Messina, si fa la conta dei danni dopo l’emergenza maltempo

Venti molto forti hanno colpito nelle ultime 24 ore il territorio comunale di Messina. In città si sono registrate raffiche di ponente che hanno superato i 90 chilometri orari nella zona nord e oltre i 60 orari nella periferia sud.

Alle forti raffiche di vento si sono aggiunte mareggiate, piogge e temporali localmente anche di tipo grandinigeno, con fenomeni distribuiti in maniera disomogenea sul territorio. Gli accumuli pluviometrici più significativi hanno raggiunto: 32,1 mm a Portella Arena (zona nord), 36,6 mm alla stazione del Geofisico (centro), 43,5 mm a Bisconte, 37 mm in località Guidari (zona sud).

Conclusa l’emergenza maltempo, l’amministrazione comunale avvia la ricognizione dei danni. Domani, lunedì 12 gennaio, tavolo tecnico convocato dal sindaco a Palazzo Zanca.

Mareggiate su Eolie e costa tirreniche

Le mareggiate hanno colpito in modo particolare le Isole Eolie e la costa tirrenica, causando fenomeni di erosione compatibili con la forza eccezionale delle onde, che in alcune aree hanno raggiunto anche gli 8 metri di altezza.

Il litorale tirrenico della città di Messina non ha riportato danni strutturali rilevanti; tuttavia, è stato necessario allertare tutti gli uffici competenti per avviare le opportune verifiche.

I lungomari di Acqualadrone, Rodia e San Saba sono stati interessati dall’invasione delle onde che, pur senza causare danni strutturali, hanno determinato l’insabbiamento delle sedi stradali e il deposito di detriti. Sul versante idrogeologico, la criticità più rilevante si è registrata sulla strada provinciale di collegamento tra Massa San Giorgio, Massa San Nicola e Santa Lucia, dove il crollo di una porzione di carreggiata ha provocato l’apertura di una profonda voragine. Un veicolo in transito è rimasto coinvolto in un incidente senza gravi conseguenze per il conducente.

La Citta Metropolitana di Messina è intervenuta ed è già al lavoro, con proprie maestranze e ditte incaricate, per la realizzazione di un by-pass e ridurre i disagi alla popolazione.

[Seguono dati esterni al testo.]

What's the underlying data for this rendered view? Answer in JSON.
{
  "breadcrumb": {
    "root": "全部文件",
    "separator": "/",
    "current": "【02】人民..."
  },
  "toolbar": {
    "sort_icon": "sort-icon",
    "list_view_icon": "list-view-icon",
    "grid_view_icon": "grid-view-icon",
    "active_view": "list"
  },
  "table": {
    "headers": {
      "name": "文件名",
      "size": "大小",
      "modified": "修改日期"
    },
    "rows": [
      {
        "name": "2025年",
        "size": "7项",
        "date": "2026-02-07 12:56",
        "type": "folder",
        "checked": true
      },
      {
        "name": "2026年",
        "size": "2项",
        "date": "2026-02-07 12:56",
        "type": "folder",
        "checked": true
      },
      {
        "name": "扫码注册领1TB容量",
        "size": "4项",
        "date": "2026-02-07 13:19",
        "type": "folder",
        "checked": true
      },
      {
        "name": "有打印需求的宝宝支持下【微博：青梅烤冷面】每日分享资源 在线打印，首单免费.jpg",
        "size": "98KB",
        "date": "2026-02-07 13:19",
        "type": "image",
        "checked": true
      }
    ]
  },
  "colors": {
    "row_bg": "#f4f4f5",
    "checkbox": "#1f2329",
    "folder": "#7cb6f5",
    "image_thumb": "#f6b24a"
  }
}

Numerosi interventi si sono resi necessari anche a causa delle forti raffiche di vento che hanno danneggiato diverse alberature, in particolare i ficus presenti in varie zone della città, e abbattuto alberi lungo le strade provinciali collinari, già compromesse da precedenti incendi.

In città annullata la mezza maratona di Messina

Per ragioni di sicurezza e a tutela della pubblica incolumità, il sindaco ha emanato un’ordinanza di chiusura di ville e cimiteri comunali, a causa del rischio di caduta di alberi e materiali. In considerazione della persistente instabilità delle condizioni meteo, è stata inoltre annullata la Mezza Maratona di Messina, in programma nella giornata odierna, alla quale erano attesi circa 350 atleti.

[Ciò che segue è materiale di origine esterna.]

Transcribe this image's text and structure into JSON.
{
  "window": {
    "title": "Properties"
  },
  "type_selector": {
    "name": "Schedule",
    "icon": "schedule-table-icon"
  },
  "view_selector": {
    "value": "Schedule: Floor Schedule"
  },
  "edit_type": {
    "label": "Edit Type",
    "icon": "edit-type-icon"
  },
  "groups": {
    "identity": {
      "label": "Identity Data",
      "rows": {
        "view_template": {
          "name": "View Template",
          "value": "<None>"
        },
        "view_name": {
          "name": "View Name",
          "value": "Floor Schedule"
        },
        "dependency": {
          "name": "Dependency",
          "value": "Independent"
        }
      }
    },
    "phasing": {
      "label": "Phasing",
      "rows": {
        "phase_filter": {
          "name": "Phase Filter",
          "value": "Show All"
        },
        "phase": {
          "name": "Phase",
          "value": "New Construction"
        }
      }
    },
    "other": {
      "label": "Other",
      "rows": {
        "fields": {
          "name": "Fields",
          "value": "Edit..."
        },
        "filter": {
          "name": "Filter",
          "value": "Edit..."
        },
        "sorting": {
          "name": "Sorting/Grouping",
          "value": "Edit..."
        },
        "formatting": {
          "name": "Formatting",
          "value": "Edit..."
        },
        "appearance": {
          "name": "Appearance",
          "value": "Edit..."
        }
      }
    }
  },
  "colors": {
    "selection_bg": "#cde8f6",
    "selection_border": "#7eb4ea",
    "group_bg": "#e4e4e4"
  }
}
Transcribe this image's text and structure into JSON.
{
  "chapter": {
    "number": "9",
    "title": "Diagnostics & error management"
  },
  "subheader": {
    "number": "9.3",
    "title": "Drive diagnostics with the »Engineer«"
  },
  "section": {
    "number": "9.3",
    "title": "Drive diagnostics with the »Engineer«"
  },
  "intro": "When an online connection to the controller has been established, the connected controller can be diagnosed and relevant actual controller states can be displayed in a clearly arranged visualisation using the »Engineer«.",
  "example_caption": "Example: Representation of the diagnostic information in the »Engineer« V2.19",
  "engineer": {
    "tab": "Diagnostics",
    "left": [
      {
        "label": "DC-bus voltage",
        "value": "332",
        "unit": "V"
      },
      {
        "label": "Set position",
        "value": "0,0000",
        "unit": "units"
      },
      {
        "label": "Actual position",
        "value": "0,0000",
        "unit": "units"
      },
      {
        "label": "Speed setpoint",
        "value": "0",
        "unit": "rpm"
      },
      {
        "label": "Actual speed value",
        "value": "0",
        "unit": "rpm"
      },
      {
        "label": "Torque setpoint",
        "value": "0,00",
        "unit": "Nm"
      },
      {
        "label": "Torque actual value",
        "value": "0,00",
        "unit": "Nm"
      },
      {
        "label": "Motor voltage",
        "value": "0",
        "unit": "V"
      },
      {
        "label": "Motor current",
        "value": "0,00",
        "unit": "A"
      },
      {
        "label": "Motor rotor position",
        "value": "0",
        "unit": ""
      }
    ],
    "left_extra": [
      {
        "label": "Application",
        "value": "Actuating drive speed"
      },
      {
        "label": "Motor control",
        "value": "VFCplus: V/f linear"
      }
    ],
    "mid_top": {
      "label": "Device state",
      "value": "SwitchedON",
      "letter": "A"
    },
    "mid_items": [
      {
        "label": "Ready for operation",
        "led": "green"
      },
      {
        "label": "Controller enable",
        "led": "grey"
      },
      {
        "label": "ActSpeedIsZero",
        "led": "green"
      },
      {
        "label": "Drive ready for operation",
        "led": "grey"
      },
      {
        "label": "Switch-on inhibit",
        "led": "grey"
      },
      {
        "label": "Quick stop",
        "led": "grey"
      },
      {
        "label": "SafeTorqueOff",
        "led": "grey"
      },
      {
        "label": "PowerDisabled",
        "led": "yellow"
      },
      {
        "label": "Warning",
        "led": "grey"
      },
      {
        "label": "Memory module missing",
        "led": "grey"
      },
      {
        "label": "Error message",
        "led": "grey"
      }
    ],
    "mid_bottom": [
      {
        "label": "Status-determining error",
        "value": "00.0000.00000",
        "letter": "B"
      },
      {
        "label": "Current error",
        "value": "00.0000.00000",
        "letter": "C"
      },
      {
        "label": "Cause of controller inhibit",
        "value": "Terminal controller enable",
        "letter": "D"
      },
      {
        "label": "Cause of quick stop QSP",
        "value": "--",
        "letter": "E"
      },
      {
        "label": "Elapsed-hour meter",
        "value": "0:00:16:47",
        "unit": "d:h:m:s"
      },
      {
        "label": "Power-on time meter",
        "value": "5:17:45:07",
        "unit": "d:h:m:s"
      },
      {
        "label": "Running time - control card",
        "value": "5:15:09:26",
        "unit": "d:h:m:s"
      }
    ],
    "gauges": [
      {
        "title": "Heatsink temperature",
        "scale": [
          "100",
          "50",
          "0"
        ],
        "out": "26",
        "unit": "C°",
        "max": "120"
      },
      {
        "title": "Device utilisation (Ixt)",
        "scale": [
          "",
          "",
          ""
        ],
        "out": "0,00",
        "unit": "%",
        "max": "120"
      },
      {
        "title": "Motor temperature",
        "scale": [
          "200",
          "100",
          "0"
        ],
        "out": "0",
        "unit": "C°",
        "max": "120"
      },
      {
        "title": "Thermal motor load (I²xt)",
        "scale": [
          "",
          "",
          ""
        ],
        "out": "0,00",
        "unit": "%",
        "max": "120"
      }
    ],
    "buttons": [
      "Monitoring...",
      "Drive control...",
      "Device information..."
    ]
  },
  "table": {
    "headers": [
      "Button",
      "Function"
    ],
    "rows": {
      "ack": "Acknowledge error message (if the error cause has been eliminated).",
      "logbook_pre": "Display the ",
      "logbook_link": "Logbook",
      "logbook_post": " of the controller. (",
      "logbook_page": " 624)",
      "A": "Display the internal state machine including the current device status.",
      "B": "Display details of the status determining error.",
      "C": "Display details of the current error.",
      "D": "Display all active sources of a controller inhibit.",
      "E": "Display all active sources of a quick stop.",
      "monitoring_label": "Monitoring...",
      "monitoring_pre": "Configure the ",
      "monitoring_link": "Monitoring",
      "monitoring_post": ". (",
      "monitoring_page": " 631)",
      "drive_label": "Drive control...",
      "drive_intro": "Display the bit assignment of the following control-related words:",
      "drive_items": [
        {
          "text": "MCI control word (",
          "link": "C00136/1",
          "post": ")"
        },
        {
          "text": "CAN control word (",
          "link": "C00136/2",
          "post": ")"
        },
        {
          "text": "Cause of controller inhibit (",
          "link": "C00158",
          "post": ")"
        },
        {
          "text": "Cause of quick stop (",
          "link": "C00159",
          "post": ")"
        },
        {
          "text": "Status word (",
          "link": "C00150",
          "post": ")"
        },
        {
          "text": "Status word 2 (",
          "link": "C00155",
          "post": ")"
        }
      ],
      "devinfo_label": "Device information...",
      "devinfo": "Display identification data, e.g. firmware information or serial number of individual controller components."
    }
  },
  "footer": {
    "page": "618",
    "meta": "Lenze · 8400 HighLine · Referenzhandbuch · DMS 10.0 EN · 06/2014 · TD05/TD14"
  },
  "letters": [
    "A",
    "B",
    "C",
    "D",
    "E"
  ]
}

Interventi di ripristino della sicurezza su ville e cimiteri cittadini

Comune e Città Metropolitana stanno operando in sinergia con le società partecipate Messinaservizi Bene Comune e Amam, con interventi di protezione civile e manutenzione finalizzati al ripristino delle condizioni di sicurezza, sia nelle ville che nei cimiteri cittadini.

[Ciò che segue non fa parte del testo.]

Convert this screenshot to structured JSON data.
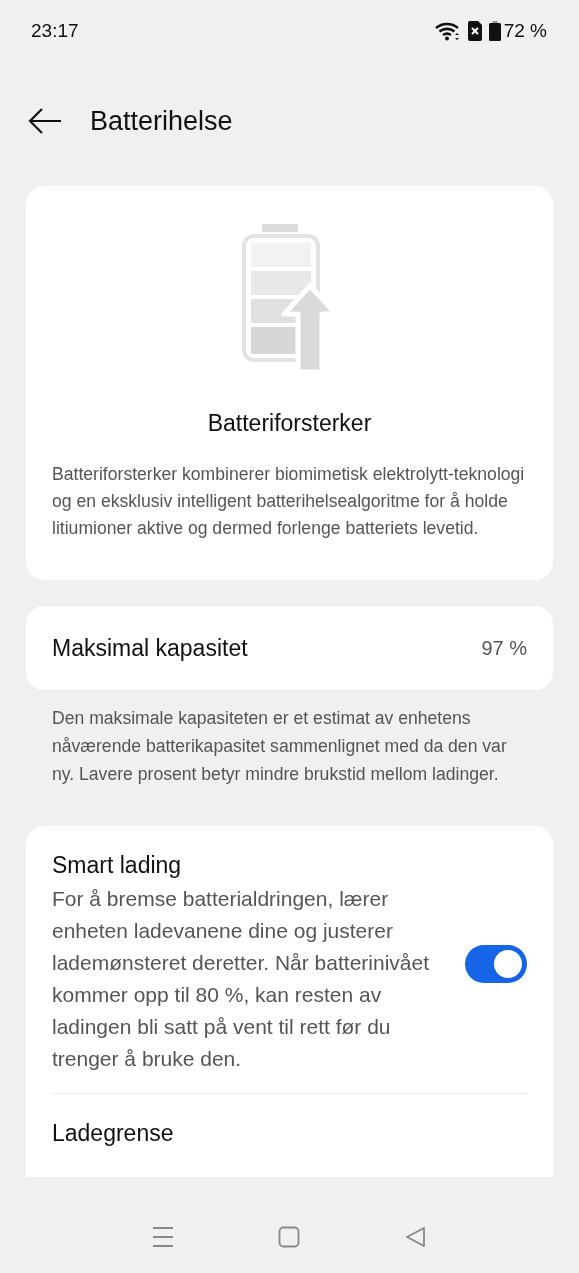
{
  "status_bar": {
    "time": "23:17",
    "battery_text": "72 %"
  },
  "header": {
    "title": "Batterihelse"
  },
  "booster_card": {
    "title": "Batteriforsterker",
    "description": "Batteriforsterker kombinerer biomimetisk elektrolytt-teknologi og en eksklusiv intelligent batterihelsealgoritme for å holde litiumioner aktive og dermed forlenge batteriets levetid."
  },
  "capacity": {
    "label": "Maksimal kapasitet",
    "value": "97 %",
    "note": "Den maksimale kapasiteten er et estimat av enhetens nåværende batterikapasitet sammenlignet med da den var ny. Lavere prosent betyr mindre brukstid mellom ladinger."
  },
  "settings": [
    {
      "kind": "toggle",
      "title": "Smart lading",
      "description": "For å bremse batterialdringen, lærer enheten ladevanene dine og justerer lademønsteret deretter. Når batterinivået kommer opp til 80 %, kan resten av ladingen bli satt på vent til rett før du trenger å bruke den.",
      "on": true
    },
    {
      "kind": "link",
      "title": "Ladegrense"
    }
  ]
}
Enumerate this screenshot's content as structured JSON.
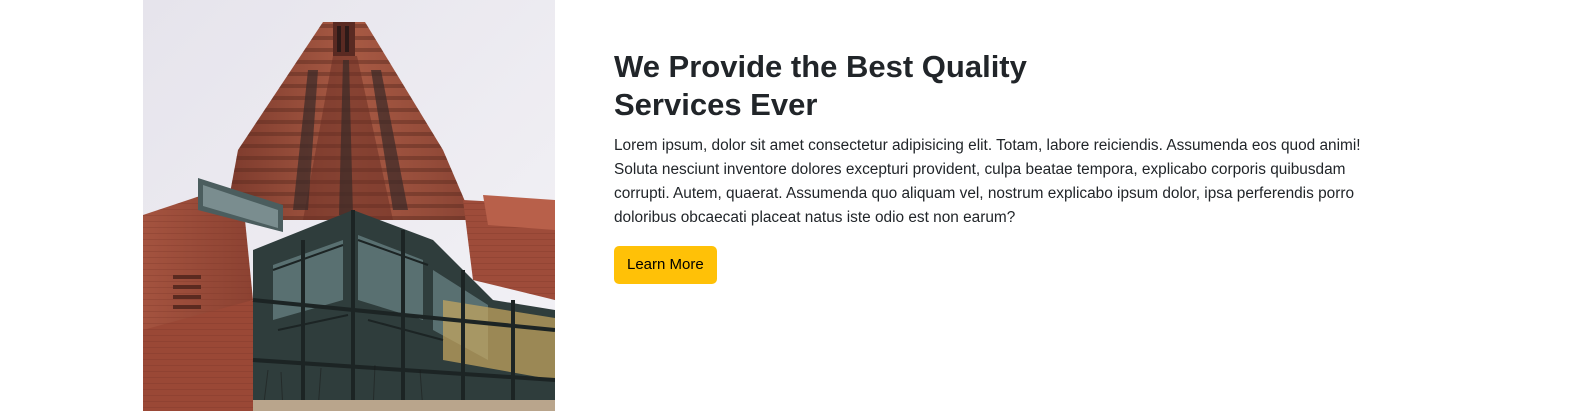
{
  "feature": {
    "image_subject": "building-photo",
    "title": "We Provide the Best Quality Services Ever",
    "body": "Lorem ipsum, dolor sit amet consectetur adipisicing elit. Totam, labore reiciendis. Assumenda eos quod animi! Soluta nesciunt inventore dolores excepturi provident, culpa beatae tempora, explicabo corporis quibusdam corrupti. Autem, quaerat. Assumenda quo aliquam vel, nostrum explicabo ipsum dolor, ipsa perferendis porro doloribus obcaecati placeat natus iste odio est non earum?",
    "button_label": "Learn More"
  },
  "colors": {
    "accent": "#ffc107",
    "text": "#212529",
    "brick": "#9a4a36",
    "glass": "#3a4a4a"
  }
}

Sono già stati effettuati interventi di pulizia dei canaloni di scolo delle acque piovane nel tratto di litorale compreso tra via Santa Cecilia e Galati; non si sono registrati allagamenti lungo via Don Blasco, ad eccezione del sottopassaggio di Contesse.

Rimossi alberi pericolanti, tanti interventi dei vigili del fuoco

I vigili del fuoco hanno eseguito numerosi interventi per la rimozione di alberi pericolanti, il distacco di cornicioni e allagamenti in abitazioni, operando in coordinamento con la protezione civile. Intensa anche l’attività della polizia municipale, impegnata su più fronti nel corso delle ultime 48 ore.